Increased regulation has coincided with tougher competition in the business environment, causing clients to face severe cost pressures. As a result, they want more legal advice, but want to pay less for it.
Under this fee pressure, legal firms started to use internet technology internally, creating intranets for communication, collaboration, access to information and training. This was followed by innovative applications to help manage high-volume repetitive transactions, such as conveyancing and licensing.
Although this made them more efficient internally, far-sighted firms saw an opportunity to add value to their clients by giving them direct access to these internal systems.
Technology was the second most subscribed category of innovation. It is ideally suited to the primary nature of the industry, which revolves around processing information to provide advice and build relationships with clients.
Submissions were ranked primarily on facilitating client needs. "Rather than looking at how they use the technology internally, law firms should focus on using it to enhance the client-service experience," advises Richard Susskind, a consultant in legal technology.
Technology offers a low-cost way of making information available to clients, whether through ad hoc search or structured training. Indeed, given the increasingly global nature of both firms and their clients, internet technology is becoming the only realistic way for them to work together.
ABN Amro, the Dutch bank, uses Freshfields Bruckhaus Deringer’s Altis, a "stand-out" online application for guidance on cross-border documentary risk control. It provides consistency of delivery and a standardised approach to 600 legal staff in more than 60 countries.
"A major issue is sharing knowledge held by a relatively small group of experts," says David Kemp, the bank’s director of development and communications. "We are a major convert to web-casting, which works well in locations as far apart as Latin America and Kazakhstan."
Freshfields is now taking recording equipment to client premises. Within 30 minutes of the close of the presentations it is handing over copies to clients.
However, innovative use of technology is not just about increasing communication and reducing costs. It can be used to build closer client relationships, as well as to showcase the firm’s expertise in order to attract new clients. In particular, it allows applications to be easily customised for each client and content to be constantly updated at low cost.
"The key points which make it a market leader are customisation and online management," comments an Altis user. "It makes it easy to use for the non-legal mind."
Addleshaw Goddard’s Employment Channel was the top-rated innovation. It is a television channel that provides clients with a highly flexible, efficient and cost-effective tool to train staff in employment matters and keep them informed of the latest developments.
The TV channel harnesses existing legal knowledge to add value by streamlining processes and increasing efficiency, client service and value for money.
It has provided a key differentiator, raising the firm’s profile with clients and prospects, helping it to both retain current clients and win new ones. "It is hugely cost effective and leaves no excuse for line managers to be ‘out of the loop’ with the latest employment news," a client comments.
Indeed, the indications are that these applications can be inexpensive and can generate their own revenue streams to supplement existing billings.
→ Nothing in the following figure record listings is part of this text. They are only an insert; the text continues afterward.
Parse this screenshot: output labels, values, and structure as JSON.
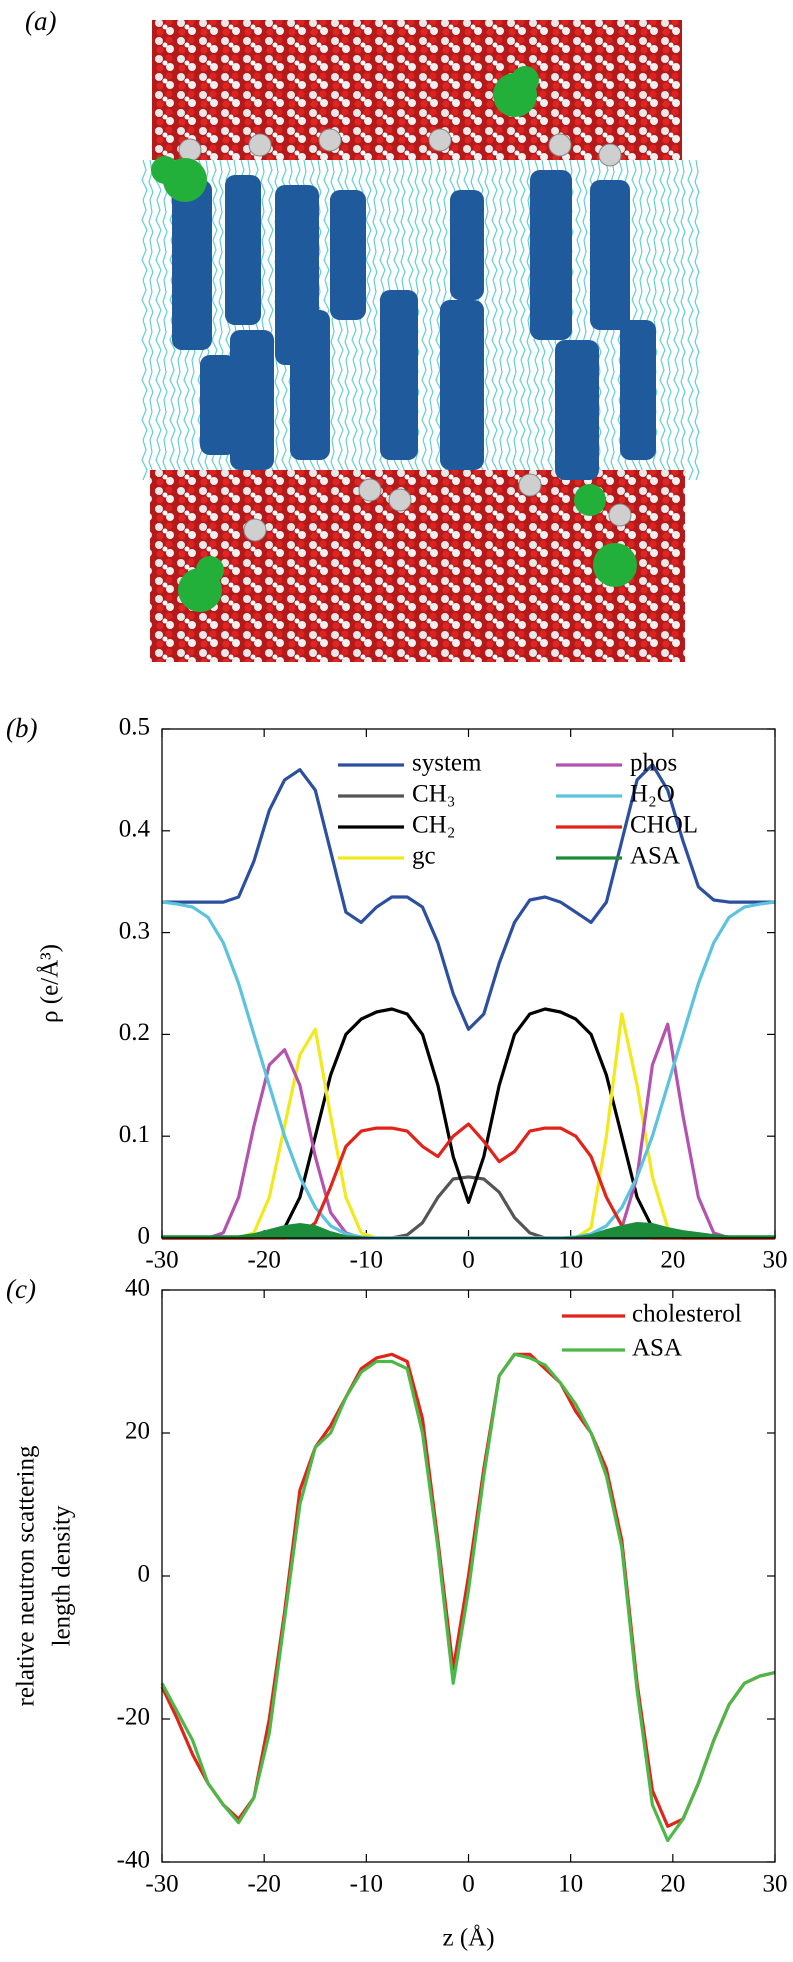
{
  "panel_a": {
    "label": "(a)"
  },
  "chart_data": [
    {
      "type": "line",
      "panel_label": "(b)",
      "ylabel": "ρ (e/Å³)",
      "xlim": [
        -30,
        30
      ],
      "ylim": [
        0,
        0.5
      ],
      "xticks": [
        -30,
        -20,
        -10,
        0,
        10,
        20,
        30
      ],
      "yticks": [
        0,
        0.1,
        0.2,
        0.3,
        0.4,
        0.5
      ],
      "legend": "upper center",
      "x": [
        -30,
        -28.5,
        -27,
        -25.5,
        -24,
        -22.5,
        -21,
        -19.5,
        -18,
        -16.5,
        -15,
        -13.5,
        -12,
        -10.5,
        -9,
        -7.5,
        -6,
        -4.5,
        -3,
        -1.5,
        0,
        1.5,
        3,
        4.5,
        6,
        7.5,
        9,
        10.5,
        12,
        13.5,
        15,
        16.5,
        18,
        19.5,
        21,
        22.5,
        24,
        25.5,
        27,
        28.5,
        30
      ],
      "series": [
        {
          "name": "system",
          "color": "#2c4fa0",
          "values": [
            0.33,
            0.33,
            0.33,
            0.33,
            0.33,
            0.335,
            0.37,
            0.42,
            0.45,
            0.46,
            0.44,
            0.38,
            0.32,
            0.31,
            0.325,
            0.335,
            0.335,
            0.325,
            0.29,
            0.24,
            0.205,
            0.22,
            0.27,
            0.31,
            0.332,
            0.335,
            0.33,
            0.32,
            0.31,
            0.33,
            0.39,
            0.45,
            0.465,
            0.44,
            0.39,
            0.345,
            0.332,
            0.33,
            0.33,
            0.33,
            0.33
          ]
        },
        {
          "name": "CH₃",
          "color": "#555555",
          "values": [
            0,
            0,
            0,
            0,
            0,
            0,
            0,
            0,
            0,
            0,
            0,
            0,
            0,
            0,
            0,
            0,
            0.003,
            0.015,
            0.04,
            0.058,
            0.06,
            0.058,
            0.045,
            0.02,
            0.005,
            0,
            0,
            0,
            0,
            0,
            0,
            0,
            0,
            0,
            0,
            0,
            0,
            0,
            0,
            0,
            0
          ]
        },
        {
          "name": "CH₂",
          "color": "#000000",
          "values": [
            0,
            0,
            0,
            0,
            0,
            0,
            0,
            0.002,
            0.01,
            0.04,
            0.1,
            0.16,
            0.2,
            0.215,
            0.222,
            0.225,
            0.22,
            0.2,
            0.15,
            0.08,
            0.035,
            0.08,
            0.15,
            0.2,
            0.22,
            0.225,
            0.222,
            0.215,
            0.2,
            0.16,
            0.1,
            0.04,
            0.01,
            0.002,
            0,
            0,
            0,
            0,
            0,
            0,
            0
          ]
        },
        {
          "name": "gc",
          "color": "#f2e91c",
          "values": [
            0,
            0,
            0,
            0,
            0,
            0,
            0.005,
            0.04,
            0.11,
            0.18,
            0.205,
            0.12,
            0.04,
            0.005,
            0,
            0,
            0,
            0,
            0,
            0,
            0,
            0,
            0,
            0,
            0,
            0,
            0,
            0,
            0.01,
            0.1,
            0.22,
            0.15,
            0.06,
            0.01,
            0,
            0,
            0,
            0,
            0,
            0,
            0
          ]
        },
        {
          "name": "phos",
          "color": "#b452b0",
          "values": [
            0,
            0,
            0,
            0,
            0.005,
            0.04,
            0.11,
            0.17,
            0.185,
            0.15,
            0.08,
            0.025,
            0.005,
            0,
            0,
            0,
            0,
            0,
            0,
            0,
            0,
            0,
            0,
            0,
            0,
            0,
            0,
            0,
            0,
            0.002,
            0.01,
            0.06,
            0.17,
            0.21,
            0.12,
            0.04,
            0.005,
            0,
            0,
            0,
            0
          ]
        },
        {
          "name": "H₂O",
          "color": "#5bc3de",
          "values": [
            0.33,
            0.328,
            0.325,
            0.315,
            0.29,
            0.25,
            0.2,
            0.15,
            0.1,
            0.06,
            0.03,
            0.012,
            0.004,
            0.001,
            0,
            0,
            0,
            0,
            0,
            0,
            0,
            0,
            0,
            0,
            0,
            0,
            0,
            0.001,
            0.004,
            0.012,
            0.03,
            0.06,
            0.1,
            0.15,
            0.2,
            0.25,
            0.29,
            0.315,
            0.325,
            0.328,
            0.33
          ]
        },
        {
          "name": "CHOL",
          "color": "#e2231a",
          "values": [
            0,
            0,
            0,
            0,
            0,
            0,
            0,
            0,
            0,
            0.003,
            0.015,
            0.05,
            0.09,
            0.105,
            0.108,
            0.108,
            0.105,
            0.09,
            0.08,
            0.1,
            0.112,
            0.095,
            0.075,
            0.085,
            0.105,
            0.108,
            0.108,
            0.1,
            0.08,
            0.04,
            0.012,
            0.003,
            0,
            0,
            0,
            0,
            0,
            0,
            0,
            0,
            0
          ]
        },
        {
          "name": "ASA",
          "color": "#1a8c3a",
          "fill": true,
          "values": [
            0.002,
            0.002,
            0.002,
            0.002,
            0.002,
            0.002,
            0.004,
            0.008,
            0.012,
            0.014,
            0.012,
            0.006,
            0.002,
            0.001,
            0,
            0,
            0,
            0,
            0,
            0,
            0,
            0,
            0,
            0,
            0,
            0,
            0,
            0.001,
            0.003,
            0.008,
            0.012,
            0.015,
            0.014,
            0.01,
            0.007,
            0.005,
            0.003,
            0.002,
            0.002,
            0.002,
            0.002
          ]
        }
      ]
    },
    {
      "type": "line",
      "panel_label": "(c)",
      "ylabel": [
        "relative neutron scattering",
        "length density"
      ],
      "xlabel": "z (Å)",
      "xlim": [
        -30,
        30
      ],
      "ylim": [
        -40,
        40
      ],
      "xticks": [
        -30,
        -20,
        -10,
        0,
        10,
        20,
        30
      ],
      "yticks": [
        -40,
        -20,
        0,
        20,
        40
      ],
      "legend": "upper right",
      "x": [
        -30,
        -28.5,
        -27,
        -25.5,
        -24,
        -22.5,
        -21,
        -19.5,
        -18,
        -16.5,
        -15,
        -13.5,
        -12,
        -10.5,
        -9,
        -7.5,
        -6,
        -4.5,
        -3,
        -1.5,
        0,
        1.5,
        3,
        4.5,
        6,
        7.5,
        9,
        10.5,
        12,
        13.5,
        15,
        16.5,
        18,
        19.5,
        21,
        22.5,
        24,
        25.5,
        27,
        28.5,
        30
      ],
      "series": [
        {
          "name": "cholesterol",
          "color": "#e2231a",
          "values": [
            -15.5,
            -20,
            -25,
            -29,
            -32,
            -34,
            -31,
            -20,
            -5,
            12,
            18,
            21,
            25,
            29,
            30.5,
            31,
            30,
            22,
            5,
            -13,
            0,
            15,
            28,
            31,
            31,
            29,
            27,
            23,
            20,
            15,
            5,
            -15,
            -30,
            -35,
            -34,
            -29,
            -23,
            -18,
            -15,
            -14,
            -13.5
          ]
        },
        {
          "name": "ASA",
          "color": "#4cb848",
          "values": [
            -15,
            -19,
            -23,
            -29,
            -32,
            -34.5,
            -31,
            -22,
            -6,
            10,
            18,
            20,
            25,
            28.5,
            30,
            30,
            29,
            20,
            4,
            -15,
            -2,
            14,
            28,
            31,
            30.5,
            29.5,
            27,
            24,
            20,
            14,
            4,
            -16,
            -32,
            -37,
            -34,
            -29,
            -23,
            -18,
            -15,
            -14,
            -13.5
          ]
        }
      ]
    }
  ]
}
Clifford Chance spent less than Pounds 20,000 developing its commended video-based e-learning tool. It cost Eversheds Pounds 30,000 to develop [email protected], its highly-commended workplace regulation application, which brought in nearly Pounds 100,000 to the business in its first few months.
Eversheds’ stand-out Competition Law Online Toolkit has brought in more than Pounds 1m of fees to the business in two years. It is also deepening client relationships. "We intend to consider adoption of other Eversheds human resources-related tools as they are developed," says Phil Bowden, human resources development director at Connaught, the facilities management group.
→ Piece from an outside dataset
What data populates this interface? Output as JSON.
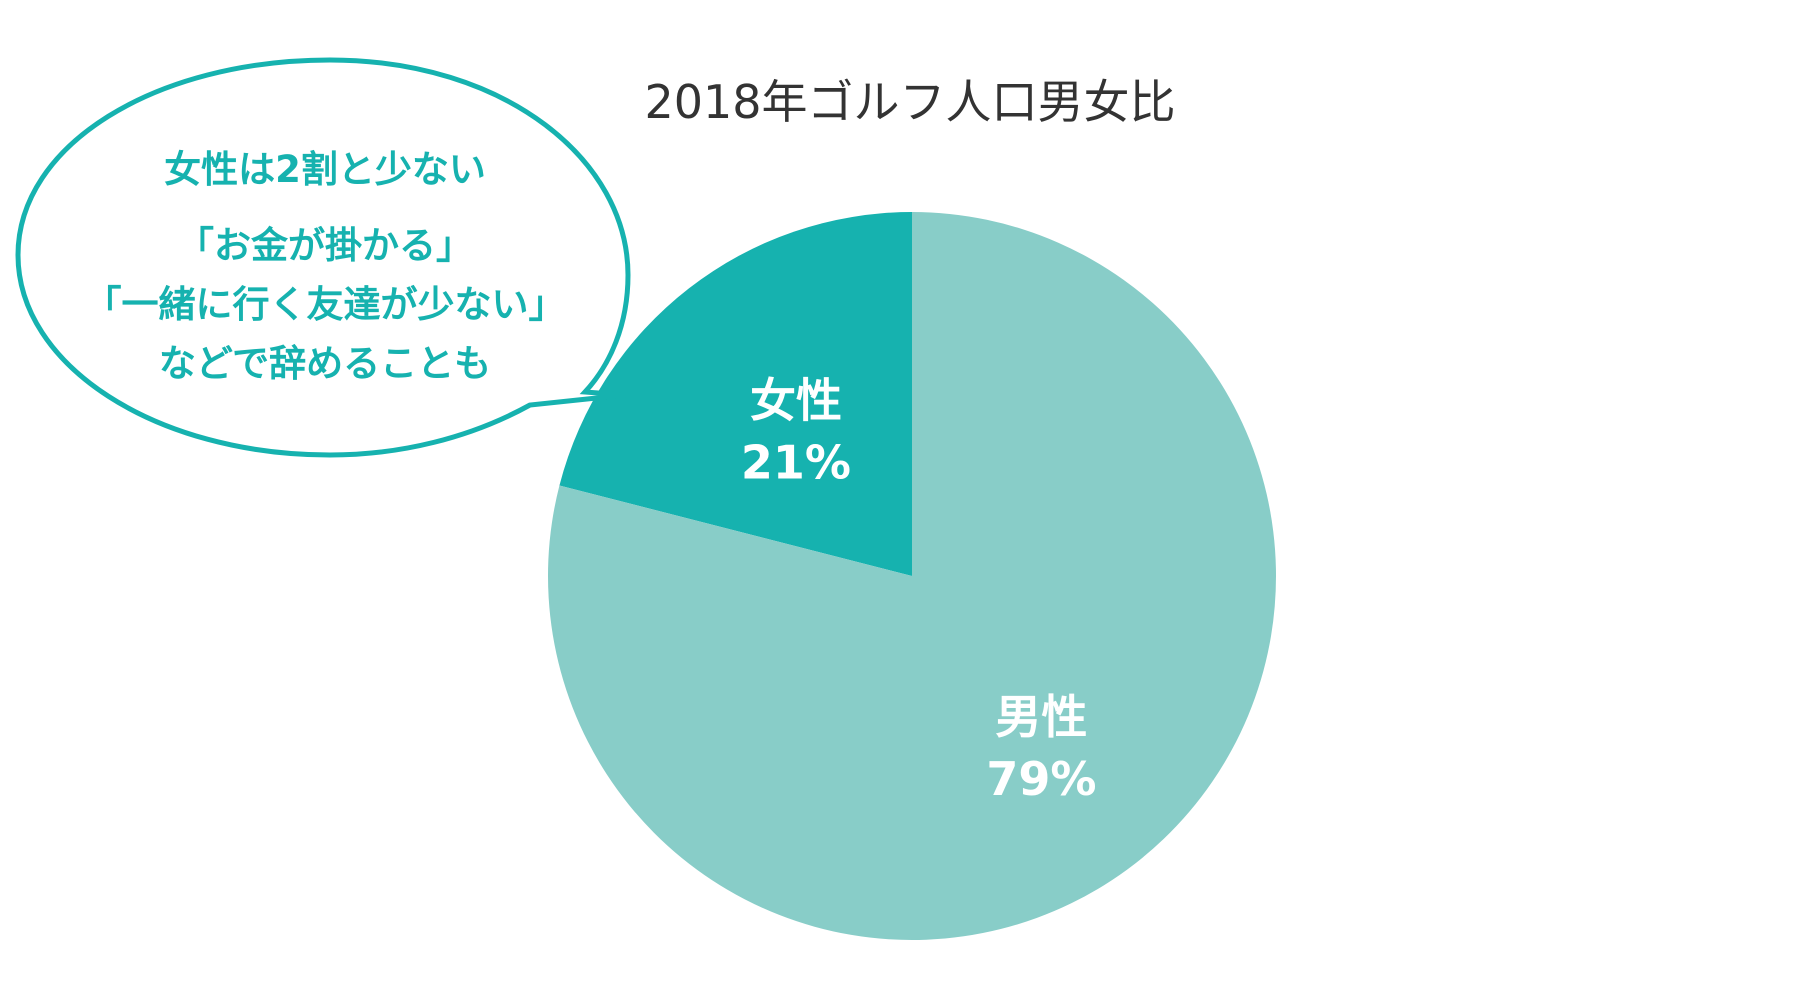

Similarly, a user of the Employment Channel says: "I can’t see how we would ever not want to use it, ever again."
Baker & McKenzie believes that, while others may fear that electronic services could cannibalise their existing practice, its highly-commended Private Banking Helpdesk is complementary. "Clients benefit by paying less for the legal information and training," it says. "They now turn to us for important and strategic legal advice, benefiting lawyers in our private banking practice. Lawyer numbers have more than trebled in the three years since its launch."
Dickinson Dees has a similar experience with Ownership, its commended Home Information Pack application. Marketing the website has led to a doubling of volumes in its mainstream conveyancing business.
It is not just choosing the right application that matters, but implementing it in a superior way that sets a firm out from the crowd. "The Private Banking Helpdesk is unique because it offers a consolidated view on international tax and legal issues," says a client. "It is incomparable to any other firms I have used."
An independent commentator says that Wragge’s commended Client-Centric Dashboard is in tune with best practice and is the most sophisticated of its kind. "Whilst some US law firms have similar concepts, Wragge is very much at the fore in the UK," says the commentator.
A user of the Online Toolkit appreciates the time Eversheds devoted to making sure that it is clear, concise and understandable for non-lawyers. "It is a better way of delivering training than the old-style seminars," they say. Clients say the real value of the Toolkit is the innovative use of assessment to enable their firm to monitor and check understanding of the users.
"Internet-based technology reduces the time spent on the work required and thus the costs," concludes Lovells, "as well as increasing efficiency and reactivity. These are all essential in the modern world."